Modifiche al tracciato della fattura elettronica

L'Agenzia delle Entrate ritocca gli standard per la memorizzazione e introduce altre modifiche con il provvedimento del 28.02.2020.

L'intervento dell'Agenzia trae lo spunto dall'art. 14 D.L. 26.10.2019, n. 124, in cui vengono stabiliti i nuovi termini di memorizzazione delle fatture elettroniche fino all'ottavo anno successivo a quello di presentazione della dichiarazione di riferimento. Il maggior termine di conservazione è a vantaggio di Agenzia delle Entrate e Guardia di Finanza. La memorizzazione riguarda i file xml delle fatture elettroniche e tutti i dati in esse contenuti, compresi quelli che hanno per oggetto la natura dell'operazione e la natura, qualità e quantità dei beni e servizi. Sono previste misure di tutela della privacy onde evitare che chiunque possa visionare tali informazioni, per ovvie ragioni di tutela della concorrenza.

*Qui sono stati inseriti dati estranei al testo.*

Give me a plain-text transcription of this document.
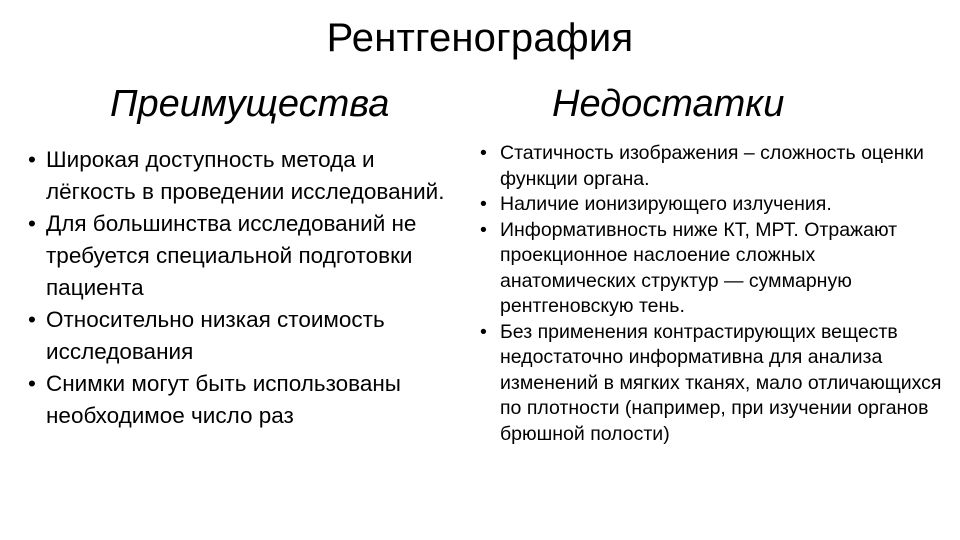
Рентгенография
Преимущества	Недостатки
• Широкая доступность метода и лёгкость в проведении исследований.
• Для большинства исследований не требуется специальной подготовки пациента
• Относительно низкая стоимость исследования
• Снимки могут быть использованы необходимое число раз
• Статичность изображения – сложность оценки функции органа.
• Наличие ионизирующего излучения.
• Информативность ниже КТ, МРТ. Отражают проекционное наслоение сложных анатомических структур — суммарную рентгеновскую тень.
• Без применения контрастирующих веществ недостаточно информативна для анализа изменений в мягких тканях, мало отличающихся по плотности (например, при изучении органов брюшной полости)
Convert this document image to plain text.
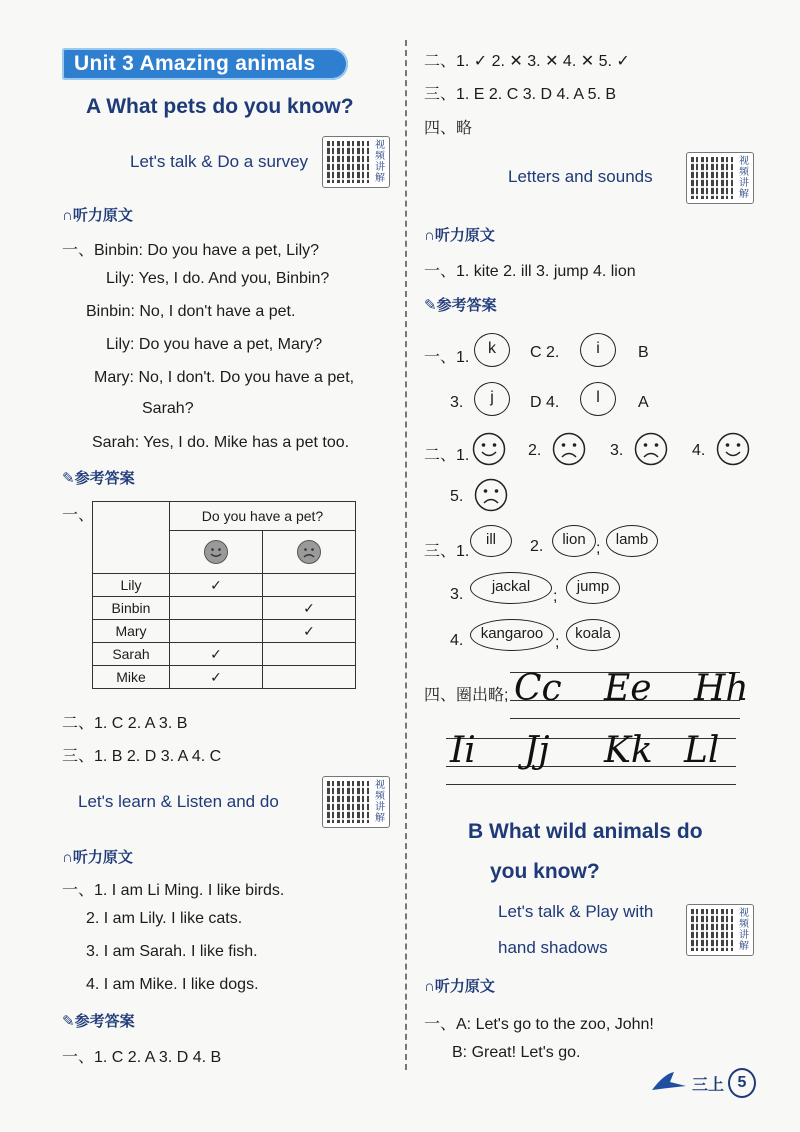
Unit 3 Amazing animals
A What pets do you know?
Let's talk & Do a survey
视频讲解
∩听力原文
一、Binbin: Do you have a pet, Lily?
Lily: Yes, I do. And you, Binbin?
Binbin: No, I don't have a pet.
Lily: Do you have a pet, Mary?
Mary: No, I don't. Do you have a pet,
Sarah?
Sarah: Yes, I do. Mike has a pet too.
✎参考答案
一、
		Do you have a pet?	

Lily	✓	
Binbin		✓
Mary		✓
Sarah	✓	
Mike	✓	
二、1. C 2. A 3. B
三、1. B 2. D 3. A 4. C
Let's learn & Listen and do
视频讲解
∩听力原文
一、1. I am Li Ming. I like birds.
2. I am Lily. I like cats.
3. I am Sarah. I like fish.
4. I am Mike. I like dogs.
✎参考答案
一、1. C 2. A 3. D 4. B
二、1. ✓ 2. ✕ 3. ✕ 4. ✕ 5. ✓
三、1. E 2. C 3. D 4. A 5. B
四、略
Letters and sounds
视频讲解
∩听力原文
一、1. kite 2. ill 3. jump 4. lion
✎参考答案
一、1.
k	C 2.	i	B
3.	j	D 4.	l	A
二、1.	2.	3.	4.
5.
三、1.
ill	2.	lion
;
lamb
3.	jackal
;
jump
4.	kangaroo
;
koala
四、圈出略; Cc Ee Hh
Ii Jj Kk Ll
B What wild animals do
you know?
Let's talk & Play with
hand shadows
视频讲解
∩听力原文
一、A: Let's go to the zoo, John!
B: Great! Let's go.
三上 5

Allo stesso tempo i contribuenti possono aderire al servizio di consultazione fino al 4.05.2020, prorogando quindi il termine che sarebbe scaduto lo scorso 29.02. Anche i consumatori finali che hanno effettuato tale adesione possono consultare le proprie fatture ricevute a decorrere dal 1.03.2020. Vengono approvate le specifiche tecniche contenute nell'allegato A (di oltre 250 pagine) che riguardano le codifiche “TipoDocumento” e “Natura”. Tuttavia, il Sistema di Interscambio nel periodo dal 4.05 al 30.09.2020 comunque accetterà fatture elettroniche e note di variazione sia con il nuovo schema (versione 1.6) che con quelle attualmente in vigore (versione 1.5), mentre dal mese di ottobre...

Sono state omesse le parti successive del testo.